INSS: O direito legal que garante auxílios e proteção por até 3 anos sem contribuição
O período de graça do INSS protege o trabalhador por até 3 anos sem contribuição; Veja o que mudou com a decisão do STJ e saiba como comprovar
Conheça as regras do período de graça do INSS e veja o passo a passo para estender sua proteção previdenciária após recente decisão do STJ
O INSS e a garantia de proteção previdenciária figuram entre os temas mais importantes para a classe trabalhadora brasileira.
Isso se evidencia ainda mais quando se discute o chamado “período de graça”, que nada mais é que o intervalo legal em que o cidadão permanece coberto pela Previdência Social mesmo sem efetuar nenhuma contribuição, mantendo o direito de solicitar auxílios e aposentadorias.

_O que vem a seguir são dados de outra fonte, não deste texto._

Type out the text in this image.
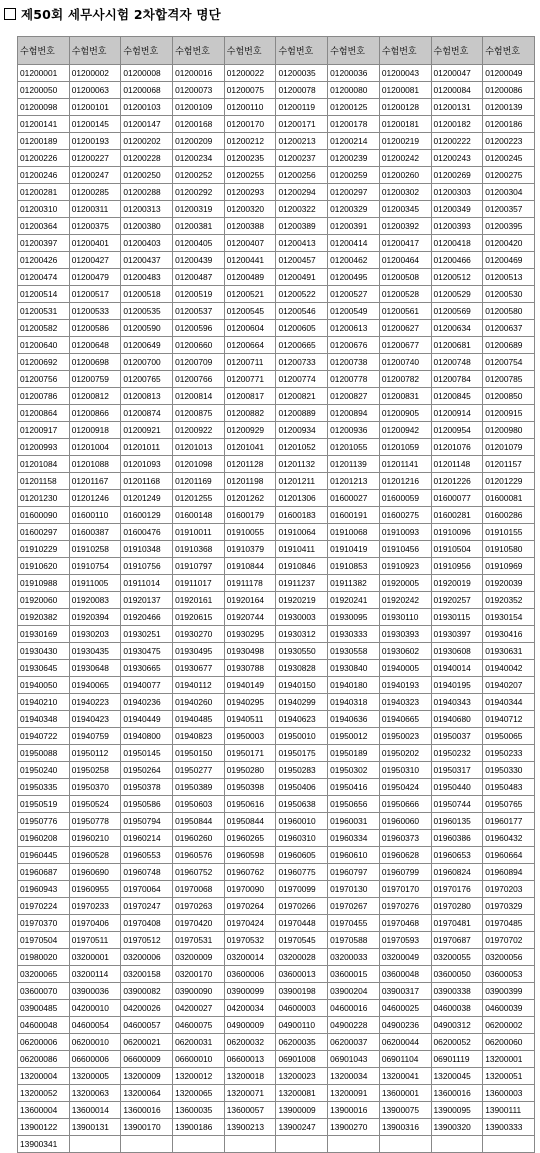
제50회 세무사시험 2차합격자 명단
수험번호	수험번호	수험번호	수험번호	수험번호	수험번호	수험번호	수험번호	수험번호	수험번호
01200001	01200002	01200008	01200016	01200022	01200035	01200036	01200043	01200047	01200049
01200050	01200063	01200068	01200073	01200075	01200078	01200080	01200081	01200084	01200086
01200098	01200101	01200103	01200109	01200110	01200119	01200125	01200128	01200131	01200139
01200141	01200145	01200147	01200168	01200170	01200171	01200178	01200181	01200182	01200186
01200189	01200193	01200202	01200209	01200212	01200213	01200214	01200219	01200222	01200223
01200226	01200227	01200228	01200234	01200235	01200237	01200239	01200242	01200243	01200245
01200246	01200247	01200250	01200252	01200255	01200256	01200259	01200260	01200269	01200275
01200281	01200285	01200288	01200292	01200293	01200294	01200297	01200302	01200303	01200304
01200310	01200311	01200313	01200319	01200320	01200322	01200329	01200345	01200349	01200357
01200364	01200375	01200380	01200381	01200388	01200389	01200391	01200392	01200393	01200395
01200397	01200401	01200403	01200405	01200407	01200413	01200414	01200417	01200418	01200420
01200426	01200427	01200437	01200439	01200441	01200457	01200462	01200464	01200466	01200469
01200474	01200479	01200483	01200487	01200489	01200491	01200495	01200508	01200512	01200513
01200514	01200517	01200518	01200519	01200521	01200522	01200527	01200528	01200529	01200530
01200531	01200533	01200535	01200537	01200545	01200546	01200549	01200561	01200569	01200580
01200582	01200586	01200590	01200596	01200604	01200605	01200613	01200627	01200634	01200637
01200640	01200648	01200649	01200660	01200664	01200665	01200676	01200677	01200681	01200689
01200692	01200698	01200700	01200709	01200711	01200733	01200738	01200740	01200748	01200754
01200756	01200759	01200765	01200766	01200771	01200774	01200778	01200782	01200784	01200785
01200786	01200812	01200813	01200814	01200817	01200821	01200827	01200831	01200845	01200850
01200864	01200866	01200874	01200875	01200882	01200889	01200894	01200905	01200914	01200915
01200917	01200918	01200921	01200922	01200929	01200934	01200936	01200942	01200954	01200980
01200993	01201004	01201011	01201013	01201041	01201052	01201055	01201059	01201076	01201079
01201084	01201088	01201093	01201098	01201128	01201132	01201139	01201141	01201148	01201157
01201158	01201167	01201168	01201169	01201198	01201211	01201213	01201216	01201226	01201229
01201230	01201246	01201249	01201255	01201262	01201306	01600027	01600059	01600077	01600081
01600090	01600110	01600129	01600148	01600179	01600183	01600191	01600275	01600281	01600286
01600297	01600387	01600476	01910011	01910055	01910064	01910068	01910093	01910096	01910155
01910229	01910258	01910348	01910368	01910379	01910411	01910419	01910456	01910504	01910580
01910620	01910754	01910756	01910797	01910844	01910846	01910853	01910923	01910956	01910969
01910988	01911005	01911014	01911017	01911178	01911237	01911382	01920005	01920019	01920039
01920060	01920083	01920137	01920161	01920164	01920219	01920241	01920242	01920257	01920352
01920382	01920394	01920466	01920615	01920744	01930003	01930095	01930110	01930115	01930154
01930169	01930203	01930251	01930270	01930295	01930312	01930333	01930393	01930397	01930416
01930430	01930435	01930475	01930495	01930498	01930550	01930558	01930602	01930608	01930631
01930645	01930648	01930665	01930677	01930788	01930828	01930840	01940005	01940014	01940042
01940050	01940065	01940077	01940112	01940149	01940150	01940180	01940193	01940195	01940207
01940210	01940223	01940236	01940260	01940295	01940299	01940318	01940323	01940343	01940344
01940348	01940423	01940449	01940485	01940511	01940623	01940636	01940665	01940680	01940712
01940722	01940759	01940800	01940823	01950003	01950010	01950012	01950023	01950037	01950065
01950088	01950112	01950145	01950150	01950171	01950175	01950189	01950202	01950232	01950233
01950240	01950258	01950264	01950277	01950280	01950283	01950302	01950310	01950317	01950330
01950335	01950370	01950378	01950389	01950398	01950406	01950416	01950424	01950440	01950483
01950519	01950524	01950586	01950603	01950616	01950638	01950656	01950666	01950744	01950765
01950776	01950778	01950794	01950844	01950844	01960010	01960031	01960060	01960135	01960177
01960208	01960210	01960214	01960260	01960265	01960310	01960334	01960373	01960386	01960432
01960445	01960528	01960553	01960576	01960598	01960605	01960610	01960628	01960653	01960664
01960687	01960690	01960748	01960752	01960762	01960775	01960797	01960799	01960824	01960894
01960943	01960955	01970064	01970068	01970090	01970099	01970130	01970170	01970176	01970203
01970224	01970233	01970247	01970263	01970264	01970266	01970267	01970276	01970280	01970329
01970370	01970406	01970408	01970420	01970424	01970448	01970455	01970468	01970481	01970485
01970504	01970511	01970512	01970531	01970532	01970545	01970588	01970593	01970687	01970702
01980020	03200001	03200006	03200009	03200014	03200028	03200033	03200049	03200055	03200056
03200065	03200114	03200158	03200170	03600006	03600013	03600015	03600048	03600050	03600053
03600070	03900036	03900082	03900090	03900099	03900198	03900204	03900317	03900338	03900399
03900485	04200010	04200026	04200027	04200034	04600003	04600016	04600025	04600038	04600039
04600048	04600054	04600057	04600075	04900009	04900110	04900228	04900236	04900312	06200002
06200006	06200010	06200021	06200031	06200032	06200035	06200037	06200044	06200052	06200060
06200086	06600006	06600009	06600010	06600013	06901008	06901043	06901104	06901119	13200001
13200004	13200005	13200009	13200012	13200018	13200023	13200034	13200041	13200045	13200051
13200052	13200063	13200064	13200065	13200071	13200081	13200091	13600001	13600016	13600003
13600004	13600014	13600016	13600035	13600057	13900009	13900016	13900075	13900095	13900111
13900122	13900131	13900170	13900186	13900213	13900247	13900270	13900316	13900320	13900333
13900341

Quanto tempo dura a proteção sem contribuição?
De acordo com as informações oficiais, o direito previdenciário assegura que esse prazo varie de 3 a 36 meses;
- Conforme a categoria do segurado;
- Ou histórico de pagamentos.
Previsto no artigo 15 da Lei 8.213/1991, o mecanismo divide-se assim:
- Até 3 meses: Para quem terminou o serviço militar obrigatório;
- Até 6 meses: Para segurados facultativos, como donas de casa e estudantes;
- Até 12 meses: Regra geral para trabalhadores com carteira assinada (CLT) ou autônomos após a última contribuição, e também para quem recebeu alta de auxílio-doença ou foi liberado da prisão;
- Até 24 meses: Para quem já pagou mais de 120 parcelas mensais ao INSS sem nunca ter perdido a qualidade de segurado;
- Até 36 meses: Limite máximo destinado a quem tem mais de 120 contribuições históricas e comprova o desemprego de forma involuntária.
A decisão do STJ
Em julho de 2026, a Primeira Seção do Superior Tribunal de Justiça (STJ) promoveu uma importante mudança no acesso à prorrogação máxima desse prazo.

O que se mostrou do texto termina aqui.